Use base R functions to calculate the negative log-likelihood (nll) and comprehensively document code.
Save the nll value to a variable named ld
, and insert
the following code at then end of your function to log inputs and
outputs of the function call:
if (is.nan(ld) == TRUE) {
ld <- .Machine$double.xmax
}
ldsumglobalcheck <- ld
paramsglobalcheck <- starts3
LDGlobalCheck <- unlist(as.matrix(ldchoice))
LDGlobalCheck <- list(model = paste0(project, expname, mod.name),
ldsumglobalcheck = ldsumglobalcheck,
paramsglobalcheck = paramsglobalcheck,
LDGlobalCheck = LDGlobalCheck)
pos <- 1
envir = as.environment(pos)
assign("LDGlobalCheck", value = LDGlobalCheck, envir = envir)
return(ld)
Before submitting a Pull Request, we ask contributors to thoroughly review code and test likelihood functions (ideally on multiple datasets if possible). Also, verify that the function is well-documented and remove unnecessary or redundant code that might have been left behind during development.

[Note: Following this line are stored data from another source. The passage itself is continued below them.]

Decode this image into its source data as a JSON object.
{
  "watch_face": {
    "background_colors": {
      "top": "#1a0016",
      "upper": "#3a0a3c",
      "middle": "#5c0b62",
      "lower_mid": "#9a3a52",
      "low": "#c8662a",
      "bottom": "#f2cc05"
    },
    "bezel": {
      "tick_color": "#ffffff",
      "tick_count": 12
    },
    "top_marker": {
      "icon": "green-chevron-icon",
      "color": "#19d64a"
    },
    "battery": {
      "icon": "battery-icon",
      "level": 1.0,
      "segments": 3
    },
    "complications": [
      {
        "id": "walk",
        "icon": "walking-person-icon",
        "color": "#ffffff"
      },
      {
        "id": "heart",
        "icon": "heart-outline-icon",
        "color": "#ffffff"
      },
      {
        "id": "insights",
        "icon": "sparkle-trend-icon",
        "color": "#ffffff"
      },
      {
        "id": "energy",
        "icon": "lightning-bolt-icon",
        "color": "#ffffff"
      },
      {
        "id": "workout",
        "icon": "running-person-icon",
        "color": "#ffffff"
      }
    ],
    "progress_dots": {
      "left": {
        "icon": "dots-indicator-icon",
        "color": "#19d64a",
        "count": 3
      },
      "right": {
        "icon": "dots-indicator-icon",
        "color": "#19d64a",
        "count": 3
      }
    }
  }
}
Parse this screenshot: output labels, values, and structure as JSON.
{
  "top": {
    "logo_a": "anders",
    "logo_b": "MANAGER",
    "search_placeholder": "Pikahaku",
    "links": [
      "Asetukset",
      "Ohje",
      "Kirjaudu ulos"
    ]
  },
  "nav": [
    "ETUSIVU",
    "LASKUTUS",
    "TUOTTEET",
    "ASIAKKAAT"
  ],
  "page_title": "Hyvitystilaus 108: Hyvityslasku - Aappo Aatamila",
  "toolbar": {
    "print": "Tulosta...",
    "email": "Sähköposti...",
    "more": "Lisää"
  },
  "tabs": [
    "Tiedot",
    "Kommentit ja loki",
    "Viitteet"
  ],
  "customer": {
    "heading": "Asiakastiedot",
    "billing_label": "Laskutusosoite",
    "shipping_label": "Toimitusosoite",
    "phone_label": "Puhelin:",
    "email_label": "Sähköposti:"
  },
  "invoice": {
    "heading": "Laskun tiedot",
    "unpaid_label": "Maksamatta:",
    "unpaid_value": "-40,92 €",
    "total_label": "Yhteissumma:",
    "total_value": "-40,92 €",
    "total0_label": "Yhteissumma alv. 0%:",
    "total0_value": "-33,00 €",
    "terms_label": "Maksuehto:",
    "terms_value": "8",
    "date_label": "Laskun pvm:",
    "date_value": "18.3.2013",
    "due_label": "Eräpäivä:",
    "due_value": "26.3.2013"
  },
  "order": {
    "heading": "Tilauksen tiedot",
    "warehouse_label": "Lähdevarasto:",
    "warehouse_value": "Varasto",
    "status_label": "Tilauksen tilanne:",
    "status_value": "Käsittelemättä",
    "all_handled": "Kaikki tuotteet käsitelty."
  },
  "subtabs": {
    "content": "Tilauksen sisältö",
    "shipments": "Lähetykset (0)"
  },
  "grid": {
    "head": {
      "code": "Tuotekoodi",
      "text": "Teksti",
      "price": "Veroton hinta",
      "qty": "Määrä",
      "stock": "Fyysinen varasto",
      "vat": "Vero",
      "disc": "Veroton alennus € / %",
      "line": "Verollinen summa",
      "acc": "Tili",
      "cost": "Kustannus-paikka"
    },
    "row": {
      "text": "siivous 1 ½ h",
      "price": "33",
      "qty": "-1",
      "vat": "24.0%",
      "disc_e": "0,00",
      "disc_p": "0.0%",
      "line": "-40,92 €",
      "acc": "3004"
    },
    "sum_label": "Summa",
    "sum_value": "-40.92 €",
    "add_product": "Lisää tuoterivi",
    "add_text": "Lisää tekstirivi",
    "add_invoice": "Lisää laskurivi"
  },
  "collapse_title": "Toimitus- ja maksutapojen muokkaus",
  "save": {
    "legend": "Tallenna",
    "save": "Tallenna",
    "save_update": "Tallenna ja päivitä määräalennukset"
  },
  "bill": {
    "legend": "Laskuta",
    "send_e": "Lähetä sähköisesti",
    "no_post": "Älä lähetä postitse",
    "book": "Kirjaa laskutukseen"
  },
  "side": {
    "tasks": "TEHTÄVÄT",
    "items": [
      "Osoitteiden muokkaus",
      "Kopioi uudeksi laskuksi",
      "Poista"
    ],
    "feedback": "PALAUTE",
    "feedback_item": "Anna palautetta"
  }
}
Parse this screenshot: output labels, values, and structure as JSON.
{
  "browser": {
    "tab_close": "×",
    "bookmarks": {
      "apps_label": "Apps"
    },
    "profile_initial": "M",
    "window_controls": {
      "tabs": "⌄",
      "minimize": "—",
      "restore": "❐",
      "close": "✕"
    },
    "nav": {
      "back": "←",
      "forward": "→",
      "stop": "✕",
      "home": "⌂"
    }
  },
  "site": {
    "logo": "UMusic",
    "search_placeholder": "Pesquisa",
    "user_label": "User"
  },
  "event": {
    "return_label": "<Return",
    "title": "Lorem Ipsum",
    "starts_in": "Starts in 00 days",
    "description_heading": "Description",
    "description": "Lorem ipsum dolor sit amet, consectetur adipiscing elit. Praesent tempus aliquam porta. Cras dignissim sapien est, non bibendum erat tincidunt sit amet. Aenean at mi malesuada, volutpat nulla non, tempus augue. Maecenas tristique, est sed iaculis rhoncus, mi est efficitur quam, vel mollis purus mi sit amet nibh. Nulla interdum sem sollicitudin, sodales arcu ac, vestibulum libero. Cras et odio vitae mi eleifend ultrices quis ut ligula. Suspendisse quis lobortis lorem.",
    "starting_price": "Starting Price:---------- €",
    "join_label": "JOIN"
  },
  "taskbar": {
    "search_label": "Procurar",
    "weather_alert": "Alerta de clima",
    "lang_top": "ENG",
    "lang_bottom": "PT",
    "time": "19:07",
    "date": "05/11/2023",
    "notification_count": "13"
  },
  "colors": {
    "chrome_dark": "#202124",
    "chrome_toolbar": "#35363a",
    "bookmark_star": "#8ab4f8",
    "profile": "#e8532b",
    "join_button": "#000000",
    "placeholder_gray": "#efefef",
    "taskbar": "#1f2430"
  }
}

Please reach out to the FishSET team ([email protected]) if any questions come up during the review and testing process.
Give the Pull Request the same name as the likelihood function you just created and provide a brief description. Once the FishSET team receives the Pull Request we will do our best to review the function in a timely manner and notify you if we merge it with the main package or request any changes to the function prior to merging.
The Pull Request for your likelihood function should not change any other code in the FishSET package. If changes to the package outside of your function are necessary, please contact the FishSET development team ([email protected]) to resolve any issues.